Optionally, the method further comprises:
marking a maximum value of the plurality of second difference values as 1, and marking second difference values except for the maximum value of the plurality of second difference values as 0;
the determining whether the error-correcting word is correct at least according to the first co-occurrence frequency, the second co-occurrence frequency and the semantic features includes:
and judging whether the error-correcting word is correct or not according to the mark of the second difference value, the first co-occurrence frequency, the second co-occurrence frequency and the semantic features.
Optionally, before the step of determining error correction information of each sentence in the text to be collated, the method further includes:
preprocessing the text to be corrected to obtain a new text to be corrected;
the determining of the error correction information of each sentence in the text to be corrected includes:
and determining the error correction information of each sentence in the new text to be corrected.
According to a second aspect of the embodiments of the present disclosure, there is provided a text proofing apparatus, the apparatus including:
the device comprises a first determining module, a second determining module and a correcting module, wherein the first determining module is used for determining error correction information of each sentence in a text to be corrected, and the error correction information comprises error words and at least one error correction word corresponding to the error words;
a second determining module, configured to determine, for each error word determined by the first determining module, a first frequency of co-occurrence of the error word and a preceding word of the error word in a preset corpus and a second frequency of co-occurrence of the error word and a following word of the error word in the preset corpus, respectively;
an obtaining module, configured to obtain, for each error correction word corresponding to the error word determined by the first determining module, a semantic feature of the error correction word in a corresponding sentence;
and the judging module is used for judging whether the error-correcting word is correct or not at least according to the first co-occurrence frequency and the second co-occurrence frequency determined by the second determining module and the semantic features acquired by the acquiring module.
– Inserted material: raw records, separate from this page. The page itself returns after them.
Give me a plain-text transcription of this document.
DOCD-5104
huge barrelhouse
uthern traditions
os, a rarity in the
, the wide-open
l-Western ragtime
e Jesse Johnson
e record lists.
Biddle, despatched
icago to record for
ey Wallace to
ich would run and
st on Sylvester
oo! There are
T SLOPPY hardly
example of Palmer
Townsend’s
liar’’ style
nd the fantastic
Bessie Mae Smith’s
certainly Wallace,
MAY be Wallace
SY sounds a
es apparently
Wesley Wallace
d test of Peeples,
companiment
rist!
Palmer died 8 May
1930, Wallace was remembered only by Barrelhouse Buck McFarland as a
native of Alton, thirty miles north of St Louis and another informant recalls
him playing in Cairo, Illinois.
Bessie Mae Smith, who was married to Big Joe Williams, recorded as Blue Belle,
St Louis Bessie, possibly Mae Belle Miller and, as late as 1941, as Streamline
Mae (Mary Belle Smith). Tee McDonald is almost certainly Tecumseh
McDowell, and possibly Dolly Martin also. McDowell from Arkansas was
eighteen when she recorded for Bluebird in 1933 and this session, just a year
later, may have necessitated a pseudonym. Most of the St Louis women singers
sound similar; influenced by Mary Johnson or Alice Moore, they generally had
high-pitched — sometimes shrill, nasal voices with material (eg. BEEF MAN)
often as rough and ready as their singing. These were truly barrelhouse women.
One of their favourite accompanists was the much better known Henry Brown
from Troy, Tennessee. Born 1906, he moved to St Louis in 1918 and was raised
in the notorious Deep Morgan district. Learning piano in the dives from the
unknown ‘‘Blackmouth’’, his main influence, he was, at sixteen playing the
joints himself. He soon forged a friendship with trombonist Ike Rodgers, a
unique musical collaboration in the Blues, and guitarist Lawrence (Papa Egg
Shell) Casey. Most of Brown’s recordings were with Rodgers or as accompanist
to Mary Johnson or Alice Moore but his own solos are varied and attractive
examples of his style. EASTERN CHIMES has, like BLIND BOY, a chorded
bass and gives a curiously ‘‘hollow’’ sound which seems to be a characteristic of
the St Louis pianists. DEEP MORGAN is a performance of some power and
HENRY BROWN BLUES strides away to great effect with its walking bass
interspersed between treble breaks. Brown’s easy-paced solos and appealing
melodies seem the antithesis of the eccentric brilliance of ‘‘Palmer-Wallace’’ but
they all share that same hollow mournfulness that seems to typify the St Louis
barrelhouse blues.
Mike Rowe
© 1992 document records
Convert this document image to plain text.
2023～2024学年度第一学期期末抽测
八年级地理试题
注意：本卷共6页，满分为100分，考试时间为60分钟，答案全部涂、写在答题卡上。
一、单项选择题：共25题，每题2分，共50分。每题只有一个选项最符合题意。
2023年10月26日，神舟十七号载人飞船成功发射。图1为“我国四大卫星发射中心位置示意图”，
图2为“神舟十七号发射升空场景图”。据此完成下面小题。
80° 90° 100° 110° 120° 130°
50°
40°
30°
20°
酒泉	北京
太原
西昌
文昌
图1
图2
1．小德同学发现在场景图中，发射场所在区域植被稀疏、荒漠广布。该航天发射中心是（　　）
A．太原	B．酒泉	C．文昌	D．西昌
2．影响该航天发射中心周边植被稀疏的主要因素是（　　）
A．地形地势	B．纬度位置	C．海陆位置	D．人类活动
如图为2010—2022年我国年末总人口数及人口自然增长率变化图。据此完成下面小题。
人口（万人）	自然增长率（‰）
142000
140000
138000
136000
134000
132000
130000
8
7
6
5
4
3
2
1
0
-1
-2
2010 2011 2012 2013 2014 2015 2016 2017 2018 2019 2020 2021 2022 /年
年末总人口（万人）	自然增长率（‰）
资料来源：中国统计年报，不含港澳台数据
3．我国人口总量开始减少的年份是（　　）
According to a third aspect of embodiments of the present disclosure, there is provided a computer readable storage medium, on which a computer program is stored, which when executed by a processor, performs the steps of the method provided by the first aspect of the present disclosure.
According to a fourth aspect of the embodiments of the present disclosure, there is provided an electronic apparatus including:
a memory having a computer program stored thereon;
a processor for executing the computer program in the memory to implement the steps of the method provided by the first aspect of the present disclosure.
In the technical scheme, firstly, error words existing in each sentence in the text to be corrected and at least one error correction word corresponding to each error word are determined; then, respectively determining a first co-occurrence frequency and a second co-occurrence frequency of the error word and a preceding word and a following word thereof for each error word, and simultaneously acquiring corresponding semantic features for each error correction word corresponding to the error word; and finally, judging the correctness of the error-correcting words at least according to the first co-occurrence frequency, the second co-occurrence frequency and the semantic features. After the error words and the corresponding error correction words are obtained, the correctness of the error correction words is further judged, and therefore the accuracy of text proofreading can be improved. In addition, when the correctness of the error-correcting words is judged, the matching problem of the front words and the rear words is considered, and the context semantic features of the words are combined, so that the correctness judgment precision of the error-correcting words can be ensured, and the accuracy of text proofreading is further improved. In addition, the text proofreading method enables proofreading work to be intelligent and automatic, reduces pressure of manual proofreading, improves working efficiency and reduces labor cost.
Additional features and advantages of the disclosure will be set forth in the detailed description which follows.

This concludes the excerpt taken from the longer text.